As Tamrin tidak sendiri, penghargaan itu diterima bersama sembilan bupati/walikota lainnya.
Sebagai pusat eks Kesultanan Buton, Kota Baubau memang menyimpan segudang peninggalan sejarah. Mulai dari situs cagar budaya, adat istiadat hingga nilai-nilai luhur para pendahulu.
Didaulat sebagai benteng terluas di dunia oleh Museum Rekor Dunia Indonesia (MURI), Benteng Keraton Buton mulai dibangun pada masa pemerintahan La Sangaji ke-III dari 1591-1597 dan selesai dibangun pada masa pemerintahan La Buke Gafarul Wadudu (1632–1645).
“Panjangnya 2.740 meter dengan luas lebih dari 23 hektar,” urai Dr AS Tamrin saat memaparkan presentasi anugerah kebudayaan PWI Pusat dihadapan dewan juri yang terdiri dari Nungki Kusumastuti, Agus Dermawan T, Ninok Leksono, dan Yusuf Susilo Hartono di kantor PWI Pusat, Jakarta, Kamis 9 Januari 2020 lalu.
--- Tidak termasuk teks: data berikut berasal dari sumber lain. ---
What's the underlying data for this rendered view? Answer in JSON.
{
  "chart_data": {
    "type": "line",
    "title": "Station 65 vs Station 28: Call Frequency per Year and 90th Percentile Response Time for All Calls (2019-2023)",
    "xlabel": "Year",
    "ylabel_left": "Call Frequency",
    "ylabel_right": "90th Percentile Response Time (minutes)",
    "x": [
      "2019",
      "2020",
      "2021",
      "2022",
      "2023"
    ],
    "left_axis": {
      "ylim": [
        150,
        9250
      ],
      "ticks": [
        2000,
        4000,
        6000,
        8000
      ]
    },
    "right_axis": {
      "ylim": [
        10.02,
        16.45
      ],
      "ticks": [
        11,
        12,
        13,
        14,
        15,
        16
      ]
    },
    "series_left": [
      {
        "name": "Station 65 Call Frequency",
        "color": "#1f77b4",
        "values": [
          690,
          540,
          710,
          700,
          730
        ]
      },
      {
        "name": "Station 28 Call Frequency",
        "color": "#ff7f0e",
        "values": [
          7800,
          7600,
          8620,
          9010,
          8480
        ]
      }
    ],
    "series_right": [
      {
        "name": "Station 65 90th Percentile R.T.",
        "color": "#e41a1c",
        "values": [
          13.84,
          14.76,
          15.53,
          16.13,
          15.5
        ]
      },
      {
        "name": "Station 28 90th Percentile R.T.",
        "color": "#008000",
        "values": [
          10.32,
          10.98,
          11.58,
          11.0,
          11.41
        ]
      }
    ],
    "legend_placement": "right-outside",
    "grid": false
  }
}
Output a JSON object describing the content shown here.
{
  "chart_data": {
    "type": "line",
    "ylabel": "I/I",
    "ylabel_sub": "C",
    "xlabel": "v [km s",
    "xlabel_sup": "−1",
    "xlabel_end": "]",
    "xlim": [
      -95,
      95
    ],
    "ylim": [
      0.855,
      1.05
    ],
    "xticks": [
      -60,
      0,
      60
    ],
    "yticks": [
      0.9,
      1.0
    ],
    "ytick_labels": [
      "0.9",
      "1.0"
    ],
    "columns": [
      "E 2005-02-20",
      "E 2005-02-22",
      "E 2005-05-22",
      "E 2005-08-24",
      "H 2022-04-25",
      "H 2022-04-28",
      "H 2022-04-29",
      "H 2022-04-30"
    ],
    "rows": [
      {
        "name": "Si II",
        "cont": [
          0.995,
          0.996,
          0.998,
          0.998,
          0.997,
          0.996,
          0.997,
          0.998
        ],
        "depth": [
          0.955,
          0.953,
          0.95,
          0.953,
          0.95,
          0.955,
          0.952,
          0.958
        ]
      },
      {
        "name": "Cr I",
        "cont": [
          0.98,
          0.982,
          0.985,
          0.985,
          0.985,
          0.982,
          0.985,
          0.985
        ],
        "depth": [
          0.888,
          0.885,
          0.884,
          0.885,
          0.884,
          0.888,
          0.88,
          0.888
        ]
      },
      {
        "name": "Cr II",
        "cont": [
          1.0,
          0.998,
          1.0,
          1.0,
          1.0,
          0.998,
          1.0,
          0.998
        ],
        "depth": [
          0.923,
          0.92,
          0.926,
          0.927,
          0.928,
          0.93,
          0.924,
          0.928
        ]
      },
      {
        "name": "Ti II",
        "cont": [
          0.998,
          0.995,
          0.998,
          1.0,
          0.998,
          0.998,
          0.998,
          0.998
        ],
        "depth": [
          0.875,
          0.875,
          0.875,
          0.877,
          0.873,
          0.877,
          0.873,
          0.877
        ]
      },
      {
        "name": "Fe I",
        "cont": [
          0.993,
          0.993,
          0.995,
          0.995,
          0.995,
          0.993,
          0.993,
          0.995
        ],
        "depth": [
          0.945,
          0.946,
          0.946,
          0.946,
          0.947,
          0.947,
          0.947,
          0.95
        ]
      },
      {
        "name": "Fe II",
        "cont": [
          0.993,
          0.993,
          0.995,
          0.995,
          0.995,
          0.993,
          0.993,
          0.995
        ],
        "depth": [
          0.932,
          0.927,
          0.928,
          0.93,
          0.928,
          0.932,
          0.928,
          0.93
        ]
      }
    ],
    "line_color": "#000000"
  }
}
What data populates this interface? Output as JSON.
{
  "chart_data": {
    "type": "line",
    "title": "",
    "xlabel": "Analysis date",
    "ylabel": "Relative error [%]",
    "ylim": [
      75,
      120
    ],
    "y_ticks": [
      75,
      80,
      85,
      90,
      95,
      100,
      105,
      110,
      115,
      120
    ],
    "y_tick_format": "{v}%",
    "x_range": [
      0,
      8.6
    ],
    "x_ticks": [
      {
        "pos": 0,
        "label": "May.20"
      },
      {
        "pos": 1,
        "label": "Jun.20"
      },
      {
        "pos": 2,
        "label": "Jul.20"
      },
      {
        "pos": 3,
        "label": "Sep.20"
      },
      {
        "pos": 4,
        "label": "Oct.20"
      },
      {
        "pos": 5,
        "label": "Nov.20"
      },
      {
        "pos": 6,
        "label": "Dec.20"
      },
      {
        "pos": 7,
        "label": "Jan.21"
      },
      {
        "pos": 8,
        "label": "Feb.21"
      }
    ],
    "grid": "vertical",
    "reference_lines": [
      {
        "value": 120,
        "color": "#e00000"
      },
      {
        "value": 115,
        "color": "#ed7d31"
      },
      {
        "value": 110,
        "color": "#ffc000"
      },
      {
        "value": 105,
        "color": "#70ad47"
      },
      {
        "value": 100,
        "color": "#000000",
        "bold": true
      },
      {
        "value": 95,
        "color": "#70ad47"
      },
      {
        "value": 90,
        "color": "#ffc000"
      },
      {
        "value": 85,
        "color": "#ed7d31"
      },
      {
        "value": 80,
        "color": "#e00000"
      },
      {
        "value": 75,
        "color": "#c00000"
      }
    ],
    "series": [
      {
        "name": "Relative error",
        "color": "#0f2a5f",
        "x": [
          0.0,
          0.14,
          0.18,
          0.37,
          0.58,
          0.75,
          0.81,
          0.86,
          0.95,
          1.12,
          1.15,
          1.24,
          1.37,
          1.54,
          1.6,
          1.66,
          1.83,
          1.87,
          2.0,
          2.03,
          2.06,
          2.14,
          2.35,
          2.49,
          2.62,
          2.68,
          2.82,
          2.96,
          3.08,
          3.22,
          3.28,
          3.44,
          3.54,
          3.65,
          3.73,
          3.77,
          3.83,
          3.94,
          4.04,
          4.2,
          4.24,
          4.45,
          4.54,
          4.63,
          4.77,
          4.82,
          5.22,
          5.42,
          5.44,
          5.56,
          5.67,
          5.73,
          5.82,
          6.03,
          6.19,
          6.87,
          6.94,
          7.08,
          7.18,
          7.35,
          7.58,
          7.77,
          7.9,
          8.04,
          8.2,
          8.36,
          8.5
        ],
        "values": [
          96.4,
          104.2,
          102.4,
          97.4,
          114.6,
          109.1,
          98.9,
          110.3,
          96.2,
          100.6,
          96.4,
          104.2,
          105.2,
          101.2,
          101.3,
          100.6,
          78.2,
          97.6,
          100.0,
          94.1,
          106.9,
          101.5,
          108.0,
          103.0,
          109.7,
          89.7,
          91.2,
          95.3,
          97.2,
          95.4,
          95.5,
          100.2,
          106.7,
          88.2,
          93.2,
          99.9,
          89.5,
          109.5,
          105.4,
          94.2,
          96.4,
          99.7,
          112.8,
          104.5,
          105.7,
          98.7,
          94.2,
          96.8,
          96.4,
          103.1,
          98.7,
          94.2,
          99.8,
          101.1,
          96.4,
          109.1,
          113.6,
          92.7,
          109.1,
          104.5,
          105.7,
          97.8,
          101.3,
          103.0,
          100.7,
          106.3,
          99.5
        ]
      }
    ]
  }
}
Hadir dengan mengenakan baju kebesaran Kesultanan Buton, Dr AS Tamrin merinci kiat pemerintah dalam melaksanakan pembangunan berbasis kebudayaan. Kata dia, berbagai program revitalisasi telah dilakukan guna melestarikan dan mengembangkan eksistensi benteng keraton Buton.
“Kita saat ini juga tengah berjuang agar benteng keraton Buton bisa menjadi salah satu situs warisan dunia. Ini menjadi target kedepan agar gema peninggalan luar biasa ini semakin dikenal masyarakat luas,” katanya.
Selain itu, berbagai event budaya juga turut dihelat. Event budaya dapat digunakan sebagai ajang promosi keragaman budaya mulai dari melestarikan pakaian adat, situs budaya, hingga eksistensi ritual adat yang sudah sejak lama dipertahankan leluhur hingga saat ini.
“Kesemuanya untuk membangkitkan dan menggunggah masyarakat Baubau untuk bersama mempertahankan keragaman budaya yang dimiliki. Event ini juga akan berimplikasi dengan kesejahteraan ekonomi masyarakat utamanya para pengrajin, seperti tenunan, pakaian adat, serta pelaku ekonomi tradisional lainnya,” katanya.
Sejak dulu, masyarakat Baubau sebagai masyarakat eks Kesultanan Buton sudah memiliki landasan hidup yang diikat dalam falsafah “Sara Pataanguna”. Falsafah ini lalu diimplementasikan dalam budaya Polima yang kini digaungkan sebagai landasan pembangunan daerah.
Kata dia, budaya Polima memuat lima nilai dasar kehidupan dalam bermasyarakat. Diantaranya, Poma-masiaka (Saling menyangangi), Popia-piara (Saling menjaga), Pomae-maeaka (Saling menanggung rasa malu), dan Poangka-angkataka (Saling menghormati).
Keempat nilai dasar ini lalu diikat oleh falsafah Pobinci-binciki Kuli (Arti harafiah saling mencubit) sebagai kausa prima. Pobinci-binciki kuli dapat dimaknai sebagai suatu perbuatan agar dipikirkan terlebih dahulu supaya tak menyakiti orang lain.
“Nilai-nilai ini saya sudah tuangkan dalam tulisan atau buku berjudul Polima, Gema Pancasila dari Baubau. Polima ini sebagai kristalisasi nilai Pancasila agar masyarakat bisa hidup secara rukun, aman dan damai,” katanya. (***)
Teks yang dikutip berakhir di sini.